Today April 13, marks the 46th anniversary of the beginning of the Lebanese civil war, and the abandoned Holiday Inn Hotel is one of Beirut’s war landmarks. This 26-story building officially opened in 1974 when Beirut’s economy was booming and when Beirut was one of the most visited touristic centers of the Middle East.

Stencil art by Sami Wakim

The Holiday Inn was functioning perfectly for only a single year until, unfortunately, the Lebanese civil war broke out in 1975. Just months into the civil war, the hotel became part of an epic battle dubbed “the battle of the hotels”. It lasted until March 1976 and mobilized around 25,000 fighters from all sides (Christians on one side and Shiites, Sunni and Palestinians on the other), resulting in more than 1,000 dead, where many of those who died were thrown from the top of the Holiday Inn.

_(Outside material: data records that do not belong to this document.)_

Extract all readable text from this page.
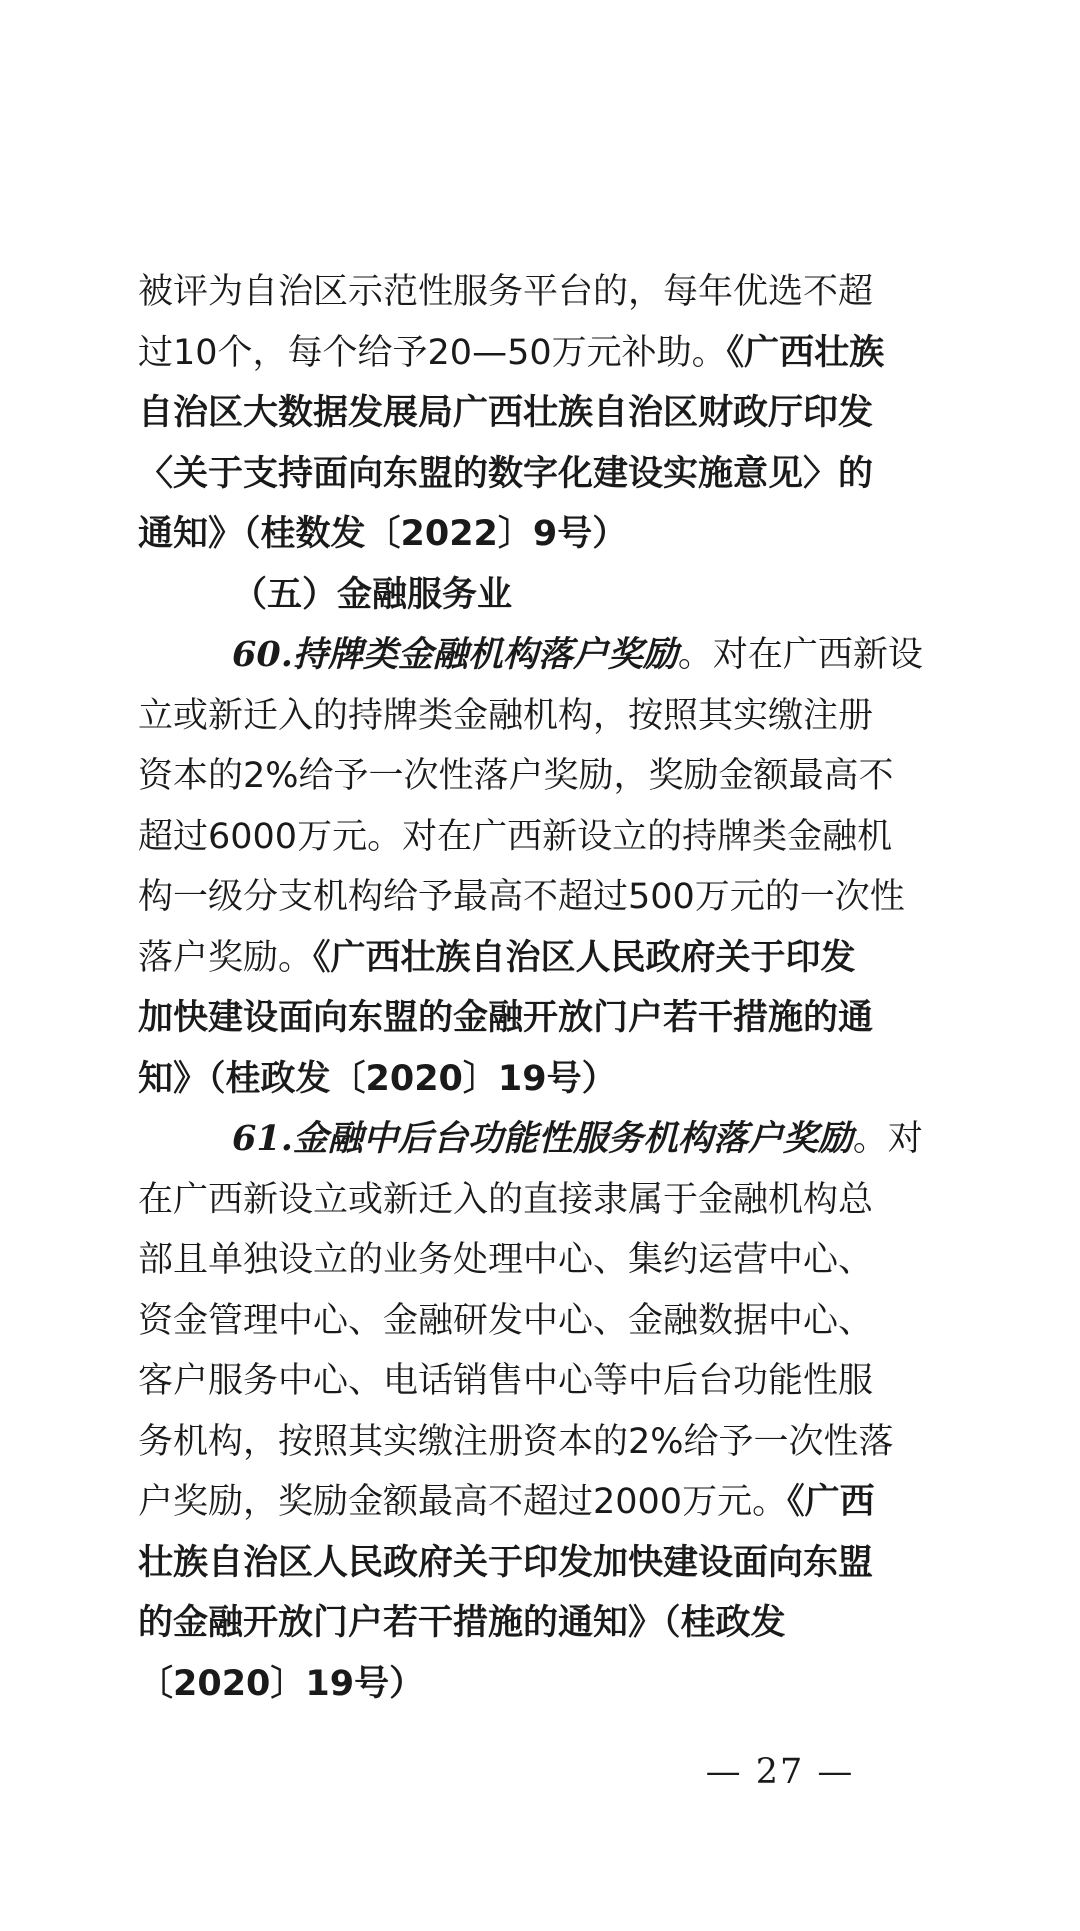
被评为自治区示范性服务平台的，每年优选不超
过10个，每个给予20—50万元补助。《广西壮族
自治区大数据发展局广西壮族自治区财政厅印发
〈关于支持面向东盟的数字化建设实施意见〉的
通知》（桂数发〔2022〕9号）
（五）金融服务业
60.持牌类金融机构落户奖励。对在广西新设
立或新迁入的持牌类金融机构，按照其实缴注册
资本的2%给予一次性落户奖励，奖励金额最高不
超过6000万元。对在广西新设立的持牌类金融机
构一级分支机构给予最高不超过500万元的一次性
落户奖励。《广西壮族自治区人民政府关于印发
加快建设面向东盟的金融开放门户若干措施的通
知》（桂政发〔2020〕19号）
61.金融中后台功能性服务机构落户奖励。对
在广西新设立或新迁入的直接隶属于金融机构总
部且单独设立的业务处理中心、集约运营中心、
资金管理中心、金融研发中心、金融数据中心、
客户服务中心、电话销售中心等中后台功能性服
务机构，按照其实缴注册资本的2%给予一次性落
户奖励，奖励金额最高不超过2000万元。《广西
壮族自治区人民政府关于印发加快建设面向东盟
的金融开放门户若干措施的通知》（桂政发
〔2020〕19号）
— 27 —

The hotel became a battleground once again after the Israeli invasion of Lebanon in 1982. Since then, the hotel has remained an abandoned building that has suffered countless bullets and explosions, while the ownership is still being fought over until today.

A Lebanese company and a Kuwaiti group both want to own the building and to rebuild it based on their own interests, so disagreement continues.

This hotel remains untouched, abandoned, empty, decades after the war, and remains a reminder to the Lebanese population about the horrors of war.